Estimados amigos, hoy comenzaremos una serie de 3 programas sobre “El significado del tribunal de Cristo”. Hemos escuchado muchas veces que todos compareceremos ante el tribunal de Cristo. Este acontecimiento tal vez traiga algunas preguntas que muchos cristianos se hacen, y se hicieron en el correr de los siglos.

Algunas de ellas son:

  • ¿Pero qué significa «comparecer ante el tribunal de Cristo» ?
  • ¿Veremos nuestros pecados?
  • ¿Qué juzgará Cristo?

A continuación, le presentaré algunos análisis sobre estos asuntos. Quisiera comenzar diciéndoles que me gusta la historia de Cotton Fitzsimmons, el frustrado entrenador de básquet que tuvo una idea singular para motivar a su estresado equipo. Antes de uno de los juegos, les hizo un apasionante discurso que los invitaba a “fingir”, él les dijo algo así:

«Señores, cuando salgan allí, en lugar de recordar que estamos en último lugar, ¡finjan que somos líderes de la clasificación!; en vez de estar en una racha de juegos perdidos, ¡simulen que estamos ganando un juego tras otro!; en vez de considerar este como uno juego más, ¡imaginen que se trata de un juego de eliminatorias!»

Con ánimo renovado, el equipo corrió hacia la cancha, y lamentablemente, fue vencido por completo por los Celtas de Boston. El entrenador se encontraba visiblemente molesto por la derrota, pero cuando uno de sus mejores jugadores le dio una palmadita en su hombro, le dijo “Ánimo, entrenador. ¡Finja que hemos ganado!”

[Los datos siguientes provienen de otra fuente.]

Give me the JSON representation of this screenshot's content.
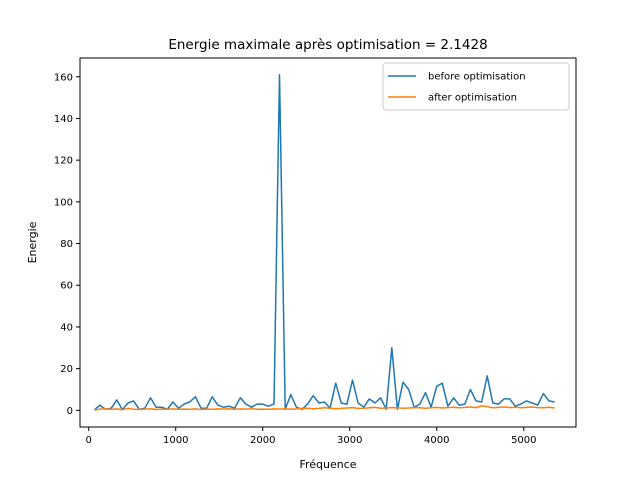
{
  "chart_data": {
    "type": "line",
    "title": "Energie maximale après optimisation = 2.1428",
    "xlabel": "Fréquence",
    "ylabel": "Energie",
    "xlim": [
      -100,
      5600
    ],
    "ylim": [
      -8,
      169
    ],
    "xticks": [
      0,
      1000,
      2000,
      3000,
      4000,
      5000
    ],
    "yticks": [
      0,
      20,
      40,
      60,
      80,
      100,
      120,
      140,
      160
    ],
    "grid": false,
    "legend_position": "top-right",
    "x": [
      65,
      129,
      194,
      258,
      323,
      387,
      452,
      516,
      581,
      645,
      710,
      774,
      839,
      903,
      968,
      1032,
      1097,
      1161,
      1226,
      1290,
      1355,
      1419,
      1484,
      1548,
      1613,
      1677,
      1742,
      1806,
      1871,
      1935,
      2000,
      2064,
      2129,
      2193,
      2258,
      2322,
      2387,
      2451,
      2516,
      2580,
      2645,
      2709,
      2774,
      2838,
      2903,
      2967,
      3032,
      3096,
      3161,
      3225,
      3290,
      3354,
      3419,
      3483,
      3548,
      3612,
      3677,
      3741,
      3806,
      3870,
      3935,
      3999,
      4064,
      4128,
      4193,
      4257,
      4322,
      4386,
      4451,
      4515,
      4580,
      4644,
      4709,
      4773,
      4838,
      4902,
      4967,
      5031,
      5096,
      5160,
      5225,
      5289,
      5354
    ],
    "series": [
      {
        "name": "before optimisation",
        "color": "#1f77b4",
        "values": [
          0.2,
          2.5,
          0.5,
          1.0,
          5.0,
          0.3,
          3.5,
          4.5,
          0.5,
          1.0,
          6.0,
          1.5,
          1.5,
          0.5,
          4.0,
          1.0,
          3.0,
          4.0,
          6.5,
          1.0,
          1.0,
          6.5,
          2.5,
          1.5,
          2.0,
          1.0,
          6.0,
          3.0,
          1.5,
          3.0,
          3.0,
          2.0,
          3.0,
          161.0,
          0.5,
          7.5,
          1.5,
          0.5,
          3.0,
          7.0,
          3.5,
          4.0,
          1.0,
          13.0,
          3.5,
          3.0,
          14.5,
          3.5,
          1.5,
          5.5,
          3.5,
          6.0,
          0.5,
          30.0,
          0.5,
          13.5,
          10.0,
          1.5,
          3.0,
          8.5,
          1.5,
          11.5,
          13.0,
          2.0,
          6.0,
          2.5,
          3.0,
          10.0,
          4.5,
          4.0,
          16.5,
          3.5,
          3.0,
          5.5,
          5.5,
          2.0,
          3.0,
          4.5,
          3.5,
          2.5,
          8.0,
          4.5,
          4.0
        ]
      },
      {
        "name": "after optimisation",
        "color": "#ff7f0e",
        "values": [
          0.1,
          0.6,
          0.8,
          0.5,
          0.7,
          0.3,
          0.9,
          0.5,
          0.4,
          0.6,
          0.8,
          0.4,
          0.6,
          0.5,
          0.7,
          0.5,
          0.6,
          0.5,
          0.7,
          0.4,
          0.6,
          0.5,
          0.7,
          0.6,
          0.8,
          0.5,
          0.7,
          0.6,
          0.8,
          0.5,
          0.6,
          0.5,
          0.7,
          0.6,
          0.8,
          0.5,
          0.7,
          0.9,
          1.0,
          0.8,
          0.9,
          1.2,
          1.0,
          0.8,
          0.9,
          1.1,
          1.3,
          0.9,
          1.0,
          1.2,
          1.4,
          1.0,
          1.1,
          1.3,
          1.2,
          1.0,
          1.1,
          1.3,
          1.2,
          1.0,
          1.2,
          1.4,
          1.1,
          1.3,
          1.5,
          1.2,
          1.4,
          1.6,
          1.3,
          2.1,
          1.8,
          1.2,
          1.4,
          1.6,
          1.3,
          1.5,
          1.2,
          1.4,
          1.6,
          1.3,
          1.2,
          1.5,
          1.1
        ]
      }
    ]
  }
}
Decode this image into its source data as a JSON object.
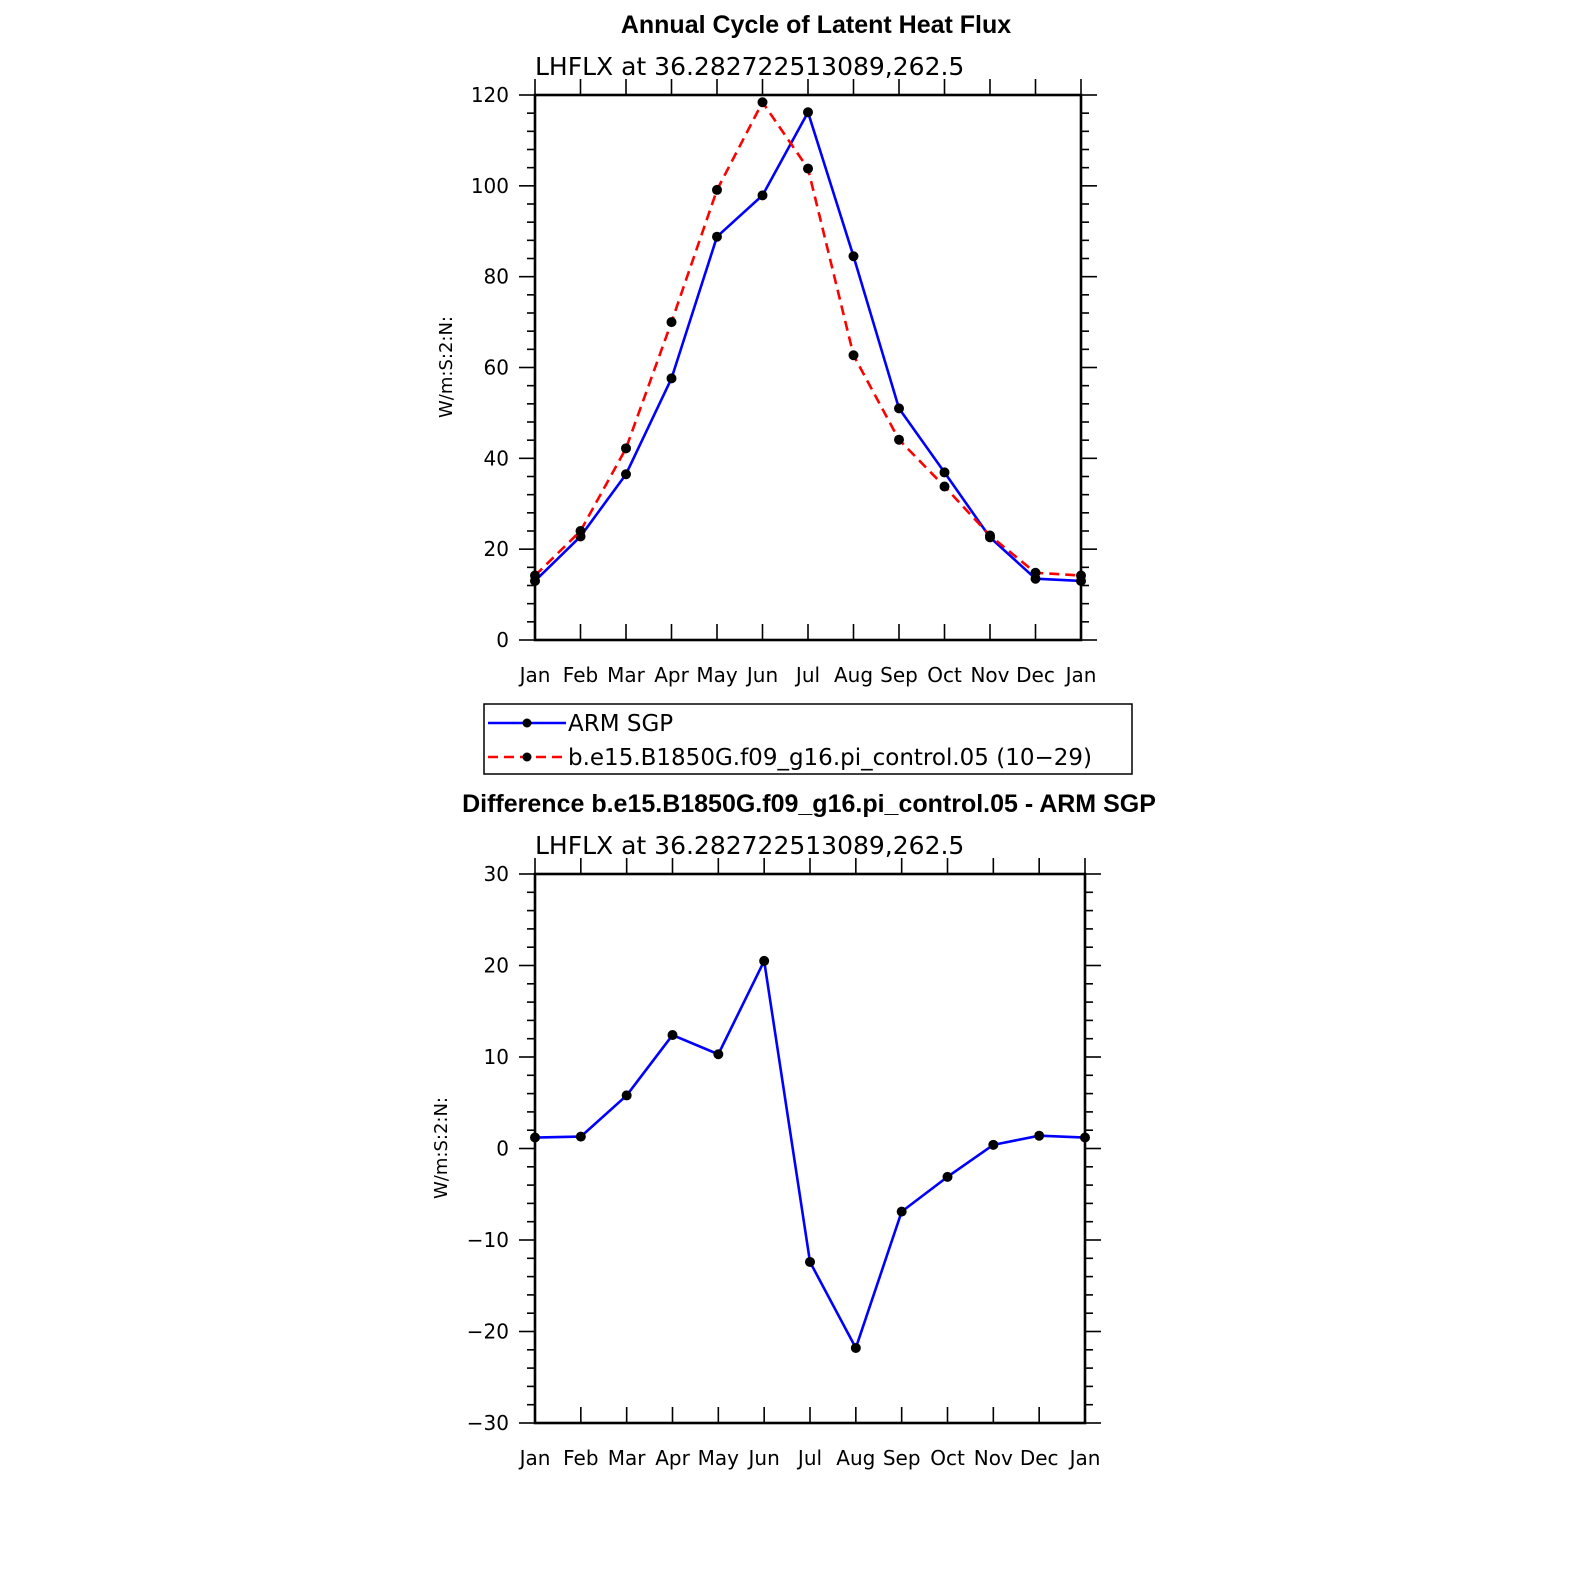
{
  "chart_data": [
    {
      "type": "line",
      "title": "Annual Cycle of Latent Heat Flux",
      "subtitle": "LHFLX at 36.282722513089,262.5",
      "ylabel": "W/m:S:2:N:",
      "xlabel": "",
      "categories": [
        "Jan",
        "Feb",
        "Mar",
        "Apr",
        "May",
        "Jun",
        "Jul",
        "Aug",
        "Sep",
        "Oct",
        "Nov",
        "Dec",
        "Jan"
      ],
      "ylim": [
        0,
        120
      ],
      "yticks": [
        "0",
        "20",
        "40",
        "60",
        "80",
        "100",
        "120"
      ],
      "ytick_values": [
        0,
        20,
        40,
        60,
        80,
        100,
        120
      ],
      "series": [
        {
          "name": "ARM SGP",
          "color": "#0000ff",
          "dash": "solid",
          "values": [
            13.0,
            22.8,
            36.5,
            57.6,
            88.8,
            97.9,
            116.2,
            84.5,
            51.0,
            36.9,
            22.6,
            13.5,
            13.0
          ]
        },
        {
          "name": "b.e15.B1850G.f09_g16.pi_control.05 (10−29)",
          "color": "#ff0000",
          "dash": "dashed",
          "values": [
            14.2,
            24.0,
            42.2,
            70.0,
            99.1,
            118.4,
            103.8,
            62.7,
            44.1,
            33.8,
            23.0,
            14.8,
            14.2
          ]
        }
      ]
    },
    {
      "type": "line",
      "title": "Difference b.e15.B1850G.f09_g16.pi_control.05 - ARM SGP",
      "subtitle": "LHFLX at 36.282722513089,262.5",
      "ylabel": "W/m:S:2:N:",
      "xlabel": "",
      "categories": [
        "Jan",
        "Feb",
        "Mar",
        "Apr",
        "May",
        "Jun",
        "Jul",
        "Aug",
        "Sep",
        "Oct",
        "Nov",
        "Dec",
        "Jan"
      ],
      "ylim": [
        -30,
        30
      ],
      "yticks": [
        "−30",
        "−20",
        "−10",
        "0",
        "10",
        "20",
        "30"
      ],
      "ytick_values": [
        -30,
        -20,
        -10,
        0,
        10,
        20,
        30
      ],
      "series": [
        {
          "name": "Difference",
          "color": "#0000ff",
          "dash": "solid",
          "values": [
            1.2,
            1.3,
            5.8,
            12.4,
            10.3,
            20.5,
            -12.4,
            -21.8,
            -6.9,
            -3.1,
            0.4,
            1.4,
            1.2
          ]
        }
      ]
    }
  ]
}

El profesor de Biblia Erwin Lutzer comenta acerca de esta historia: «Muchos de nosotros parecemos estar ganando en la carrera de la vida, pero quizá solo estamos fingiendo. Cuando estemos delante de Cristo, reconoceremos la diferencia entre una verdadera victoria y una ilusión. Veremos qué nos hizo falta para ganar y qué para perder. Solo allí veremos realmente qué cosas tomábamos en serio» 

Llegará el día en el que cada creyente en Jesucristo estará delante del Señor. Allí se verán las pretensiones o las obras agradables para él. La Biblia llama a este evento venidero “el tribunal o béma de Cristo”. Nunca comprenderemos lo que la Palabra de Dios enseña acerca de una recompensa futura, mientras no entendamos las cuestiones básicas de este evento en el calendario profético de Dios. Por esta razón, trataremos con algunos detalles esenciales del tribunal de Cristo.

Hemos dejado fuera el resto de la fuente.